Jody Williams of the Nobel Women's Initiative told an auditorium packed with well dress and well meaning New Yorkers that they should write to US Permanent Representative Susan Rice to thank her for President Obama's belated joining of a call for a international inquiry into war crimes in the country.
Some are dubious of this change in US position, after Obama first changed policy to one of engagement with the Than Shwe military government. It's easy for an unnamed US official to join a call for an international inquiry which will never happen, these skeptics say.
Inner City Press, which reports daily on and from the UN Security Council, can attest that the US these days rarely even tried to raise the issue of Myanmar. A senior US official who met with the Press earlier on September 16 confided not being briefed about the upcoming Group of Friends on Myanmar meeting.
The strategy propounded at the September 16 session was to press for Myanmar to be referred to the International Criminal Court. Since Myanmar is not a member of the ICC, this could only be accomplished by a referral from the UN Security Council.
But it is crystal clear that any referral of Myanmar to the ICC would be vetoed by China, as well as Russia. Strangely in Thursday night's discussion, the word China wasn't once used.
Several attendees found it strange to be promoting a strategy that has no chance of success to such high profile and high income New Yorkers. But perhaps that's not the goal?
After the session of the International Tribunal on Crimes Against Women of Burma in March 2010, Jody Williams and several others including Thin Thin Aung of the Women's League of Burma met with Secretary General Ban Ki-moon. So far, no read out appears to have been given, nor follow up taken. Watch this site.

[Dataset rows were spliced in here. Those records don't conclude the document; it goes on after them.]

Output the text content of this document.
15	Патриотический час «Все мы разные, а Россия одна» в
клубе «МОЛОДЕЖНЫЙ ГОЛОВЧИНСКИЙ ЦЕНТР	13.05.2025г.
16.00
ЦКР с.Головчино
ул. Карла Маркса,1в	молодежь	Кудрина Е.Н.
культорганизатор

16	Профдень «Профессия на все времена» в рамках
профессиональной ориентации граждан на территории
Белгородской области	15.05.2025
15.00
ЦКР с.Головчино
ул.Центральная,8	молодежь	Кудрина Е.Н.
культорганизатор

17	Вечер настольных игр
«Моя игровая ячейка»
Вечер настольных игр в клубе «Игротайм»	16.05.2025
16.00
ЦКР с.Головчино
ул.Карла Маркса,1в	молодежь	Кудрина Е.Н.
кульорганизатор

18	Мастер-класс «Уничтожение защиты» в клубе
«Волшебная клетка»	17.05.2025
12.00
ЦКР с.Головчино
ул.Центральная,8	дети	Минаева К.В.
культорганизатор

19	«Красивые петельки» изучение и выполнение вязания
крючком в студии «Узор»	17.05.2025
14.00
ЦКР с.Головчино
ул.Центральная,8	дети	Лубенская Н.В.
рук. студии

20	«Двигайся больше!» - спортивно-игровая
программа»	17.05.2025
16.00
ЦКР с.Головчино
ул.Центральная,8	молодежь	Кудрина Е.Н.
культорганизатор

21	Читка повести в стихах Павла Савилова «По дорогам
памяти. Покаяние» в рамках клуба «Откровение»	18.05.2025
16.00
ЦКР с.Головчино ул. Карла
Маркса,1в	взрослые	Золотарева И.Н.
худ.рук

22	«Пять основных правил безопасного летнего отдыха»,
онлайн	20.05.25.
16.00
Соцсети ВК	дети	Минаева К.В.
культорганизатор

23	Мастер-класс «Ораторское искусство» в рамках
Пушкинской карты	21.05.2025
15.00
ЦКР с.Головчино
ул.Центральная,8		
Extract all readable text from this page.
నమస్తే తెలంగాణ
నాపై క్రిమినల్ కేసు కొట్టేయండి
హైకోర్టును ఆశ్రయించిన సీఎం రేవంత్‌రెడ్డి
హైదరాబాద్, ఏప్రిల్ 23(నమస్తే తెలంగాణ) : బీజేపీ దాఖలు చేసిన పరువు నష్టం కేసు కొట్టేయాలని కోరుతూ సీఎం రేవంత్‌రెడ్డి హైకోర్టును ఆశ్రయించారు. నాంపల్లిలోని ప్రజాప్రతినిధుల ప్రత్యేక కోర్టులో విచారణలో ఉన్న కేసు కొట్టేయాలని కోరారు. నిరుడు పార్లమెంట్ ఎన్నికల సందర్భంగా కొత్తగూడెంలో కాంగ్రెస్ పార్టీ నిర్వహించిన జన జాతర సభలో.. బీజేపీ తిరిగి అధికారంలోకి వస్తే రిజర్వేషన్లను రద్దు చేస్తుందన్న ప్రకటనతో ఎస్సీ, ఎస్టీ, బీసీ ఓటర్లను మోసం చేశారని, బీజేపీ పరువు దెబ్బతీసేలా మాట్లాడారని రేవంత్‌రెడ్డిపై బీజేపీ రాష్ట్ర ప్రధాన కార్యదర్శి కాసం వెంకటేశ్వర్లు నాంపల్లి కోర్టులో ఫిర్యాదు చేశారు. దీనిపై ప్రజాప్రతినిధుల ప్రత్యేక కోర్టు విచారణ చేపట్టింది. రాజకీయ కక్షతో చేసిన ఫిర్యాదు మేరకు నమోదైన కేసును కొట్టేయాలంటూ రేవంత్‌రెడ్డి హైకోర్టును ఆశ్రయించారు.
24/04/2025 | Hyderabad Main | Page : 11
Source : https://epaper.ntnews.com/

Footnote: before the panel discussion the movie “This Is My Witness: Women of Burma Break the Silence” was screened, and afterward Jody Williams urged moderator Pat Mitchell to do what she can to get it screened at Sundance. Also, a portion of “Burma Soldier” by Annie Sundberg was shown, in which a former Burmese military officer described the routine rape of ethnic women in Myanmar.
Reference was made to using UN Security Council resolution 1820, about sexual violence and conflict, which may be more promising that the UNSC to ICC strategy. But will UN sexual violence and conflict official Margot Wallstrom, asleep at the switch during the recent Congo rape scandal, do anything about Burma?